Ld. lt. and custos rot. Rutland 1690–d.


Lord Sherard’s earlier parliamentary career had been entirely unremarkable. A patron of minor composers and painters, he was dismissed by Hon. Charles Bertie I* in 1687 as ‘an old passionate coxcomb who is lame, crazy and aged’, who, in losing his temper with Bertie’s nephew Hon. John Noel* at a race meeting, made himself ridiculous by threatening a duel. He showed staunch support for William of Orange at the Revolution, and though elected to the Convention it was generally thought unlikely that he would stand again in 1690. Aged nearly 70, however, he confounded electoral rumour-mongers, and was returned once more for his county.2

In the lists compiled by Lord Carmarthen (Sir Thomas Osborne†) and Grascome he was classed as a Whig and a Court supporter. Never an active MP, his name is almost entirely absent from the surviving record of the 1690 Parliament. In the summer, when Lord Rutland (John Manners†, Lord Roos) initially declined renewal of his commission as lord lieutenant of Leicestershire, Sherard offered Carmarthen his services, indicating his willingness to ‘raise a regiment of volunteers . . . besides the militia’; his offer was not taken up, though in August he was given the lord lieutenancy of Rutland.
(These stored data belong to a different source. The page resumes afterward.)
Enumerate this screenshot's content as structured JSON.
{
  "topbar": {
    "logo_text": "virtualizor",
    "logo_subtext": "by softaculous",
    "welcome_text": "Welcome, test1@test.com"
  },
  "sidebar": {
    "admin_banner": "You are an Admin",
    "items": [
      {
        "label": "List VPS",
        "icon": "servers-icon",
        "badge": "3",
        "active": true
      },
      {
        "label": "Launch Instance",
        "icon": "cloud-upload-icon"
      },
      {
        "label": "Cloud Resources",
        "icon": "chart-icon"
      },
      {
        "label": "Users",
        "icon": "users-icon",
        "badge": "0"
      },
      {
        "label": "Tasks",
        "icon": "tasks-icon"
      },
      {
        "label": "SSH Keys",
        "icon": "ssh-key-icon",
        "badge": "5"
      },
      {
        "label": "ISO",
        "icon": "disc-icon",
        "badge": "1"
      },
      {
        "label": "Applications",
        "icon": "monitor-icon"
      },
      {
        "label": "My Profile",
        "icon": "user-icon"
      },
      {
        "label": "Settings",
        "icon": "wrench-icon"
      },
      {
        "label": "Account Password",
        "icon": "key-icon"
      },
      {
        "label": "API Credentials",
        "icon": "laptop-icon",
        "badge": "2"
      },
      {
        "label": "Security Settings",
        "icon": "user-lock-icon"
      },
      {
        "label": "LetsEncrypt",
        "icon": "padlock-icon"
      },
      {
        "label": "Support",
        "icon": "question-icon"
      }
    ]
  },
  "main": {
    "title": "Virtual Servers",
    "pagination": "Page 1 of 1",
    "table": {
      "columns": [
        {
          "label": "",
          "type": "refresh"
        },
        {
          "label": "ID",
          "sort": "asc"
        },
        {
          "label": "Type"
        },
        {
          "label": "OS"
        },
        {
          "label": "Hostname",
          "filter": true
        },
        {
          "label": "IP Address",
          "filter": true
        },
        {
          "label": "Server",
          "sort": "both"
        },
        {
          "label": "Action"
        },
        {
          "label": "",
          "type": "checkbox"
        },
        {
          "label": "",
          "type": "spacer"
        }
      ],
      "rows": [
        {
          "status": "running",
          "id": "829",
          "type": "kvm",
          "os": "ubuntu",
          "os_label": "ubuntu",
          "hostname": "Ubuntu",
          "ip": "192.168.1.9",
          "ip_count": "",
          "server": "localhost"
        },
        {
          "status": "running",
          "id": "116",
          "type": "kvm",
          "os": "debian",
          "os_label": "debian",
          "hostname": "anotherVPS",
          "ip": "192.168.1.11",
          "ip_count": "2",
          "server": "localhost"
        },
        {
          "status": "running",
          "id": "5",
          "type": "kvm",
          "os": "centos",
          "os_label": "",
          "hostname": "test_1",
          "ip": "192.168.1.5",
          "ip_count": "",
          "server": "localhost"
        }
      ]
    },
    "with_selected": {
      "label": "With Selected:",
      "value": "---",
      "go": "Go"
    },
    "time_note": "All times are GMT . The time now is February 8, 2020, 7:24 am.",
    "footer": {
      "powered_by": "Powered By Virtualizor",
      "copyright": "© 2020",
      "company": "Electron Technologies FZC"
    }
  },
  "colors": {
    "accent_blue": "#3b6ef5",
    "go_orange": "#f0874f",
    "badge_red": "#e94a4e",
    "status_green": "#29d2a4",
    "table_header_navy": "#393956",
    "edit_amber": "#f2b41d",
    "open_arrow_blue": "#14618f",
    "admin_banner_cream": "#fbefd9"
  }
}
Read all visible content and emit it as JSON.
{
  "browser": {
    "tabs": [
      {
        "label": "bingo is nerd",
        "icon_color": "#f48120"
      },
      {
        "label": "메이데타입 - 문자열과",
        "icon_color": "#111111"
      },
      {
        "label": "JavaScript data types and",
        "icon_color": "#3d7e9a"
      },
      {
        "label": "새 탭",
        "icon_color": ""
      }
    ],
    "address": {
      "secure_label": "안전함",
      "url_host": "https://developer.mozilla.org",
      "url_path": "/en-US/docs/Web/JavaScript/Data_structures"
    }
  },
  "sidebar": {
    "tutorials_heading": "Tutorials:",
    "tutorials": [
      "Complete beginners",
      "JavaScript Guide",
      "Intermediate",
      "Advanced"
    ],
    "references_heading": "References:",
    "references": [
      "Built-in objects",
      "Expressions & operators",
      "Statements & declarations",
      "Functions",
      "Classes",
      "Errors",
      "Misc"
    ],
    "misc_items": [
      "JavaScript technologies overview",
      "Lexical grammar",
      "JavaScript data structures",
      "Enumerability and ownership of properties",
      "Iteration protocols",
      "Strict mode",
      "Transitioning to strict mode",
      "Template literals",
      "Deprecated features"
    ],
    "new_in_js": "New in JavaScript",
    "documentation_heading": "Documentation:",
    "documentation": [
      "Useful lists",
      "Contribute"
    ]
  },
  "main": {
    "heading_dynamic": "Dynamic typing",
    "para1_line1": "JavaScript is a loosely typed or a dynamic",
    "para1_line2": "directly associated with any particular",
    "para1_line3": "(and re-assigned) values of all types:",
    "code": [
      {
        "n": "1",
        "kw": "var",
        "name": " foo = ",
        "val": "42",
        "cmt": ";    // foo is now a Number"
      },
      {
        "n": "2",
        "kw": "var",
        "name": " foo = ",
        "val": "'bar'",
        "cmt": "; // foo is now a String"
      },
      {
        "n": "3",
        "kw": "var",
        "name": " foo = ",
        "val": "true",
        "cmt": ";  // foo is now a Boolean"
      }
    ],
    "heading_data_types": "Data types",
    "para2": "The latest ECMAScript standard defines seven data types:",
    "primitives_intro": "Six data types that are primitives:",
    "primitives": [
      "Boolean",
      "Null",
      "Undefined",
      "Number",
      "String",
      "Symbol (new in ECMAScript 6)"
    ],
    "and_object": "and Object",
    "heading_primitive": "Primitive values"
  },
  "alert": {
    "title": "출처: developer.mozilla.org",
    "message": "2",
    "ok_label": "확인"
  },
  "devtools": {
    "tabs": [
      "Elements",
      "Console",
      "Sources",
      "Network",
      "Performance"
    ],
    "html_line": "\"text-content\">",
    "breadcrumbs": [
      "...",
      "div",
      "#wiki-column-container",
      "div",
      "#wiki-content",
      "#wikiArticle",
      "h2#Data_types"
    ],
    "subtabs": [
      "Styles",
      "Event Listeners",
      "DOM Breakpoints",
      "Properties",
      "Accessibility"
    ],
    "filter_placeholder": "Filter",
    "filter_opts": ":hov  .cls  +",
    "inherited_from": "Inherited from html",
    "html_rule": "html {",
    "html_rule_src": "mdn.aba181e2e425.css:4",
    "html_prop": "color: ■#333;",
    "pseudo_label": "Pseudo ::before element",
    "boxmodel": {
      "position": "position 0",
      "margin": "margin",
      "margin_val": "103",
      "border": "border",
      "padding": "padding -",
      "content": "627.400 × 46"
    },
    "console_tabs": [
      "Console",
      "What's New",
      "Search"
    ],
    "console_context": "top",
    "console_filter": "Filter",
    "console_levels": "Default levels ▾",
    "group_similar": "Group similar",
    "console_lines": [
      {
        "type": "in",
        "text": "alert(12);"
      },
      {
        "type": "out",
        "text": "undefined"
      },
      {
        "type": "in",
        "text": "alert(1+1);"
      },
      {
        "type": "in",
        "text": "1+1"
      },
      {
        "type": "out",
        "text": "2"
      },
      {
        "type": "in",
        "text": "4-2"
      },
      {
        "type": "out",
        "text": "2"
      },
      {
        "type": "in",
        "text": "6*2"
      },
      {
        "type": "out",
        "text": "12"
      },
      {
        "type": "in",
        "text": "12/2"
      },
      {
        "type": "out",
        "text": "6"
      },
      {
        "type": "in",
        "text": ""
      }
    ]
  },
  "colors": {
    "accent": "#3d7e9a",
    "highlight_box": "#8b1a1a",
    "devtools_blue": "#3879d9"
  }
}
Finally relinquishing parliamentary service in 1695, Sherard died on 15 Jan. 1700 and was buried at Stapleford, an obituarist describing him as ‘a person of great hospitality, and is much lamented by all that had the honour to know him’.3

Ref Volumes: 1690-1715

Author: Andrew A. Hanham


  • 1. Nichols, Leics. ii. 335, 346; Vis. Eng. and Wales Notes ed. Crisp, viii. 129; PC Reg. xii. 106; Recs. Soc. Jesus ed. Foley, vi. 623.
  • 2. HMC Rutland, ii. 116; Nichols, 335; BL, Verney mss mic. 636/44, C. Gardiner to Sir Ralph Verney, 1st Bt.†, 19 Feb. 1690.
  • 3. CSP Dom. 1690–1, p. 53; London Post, 19–22 Jan. 1700.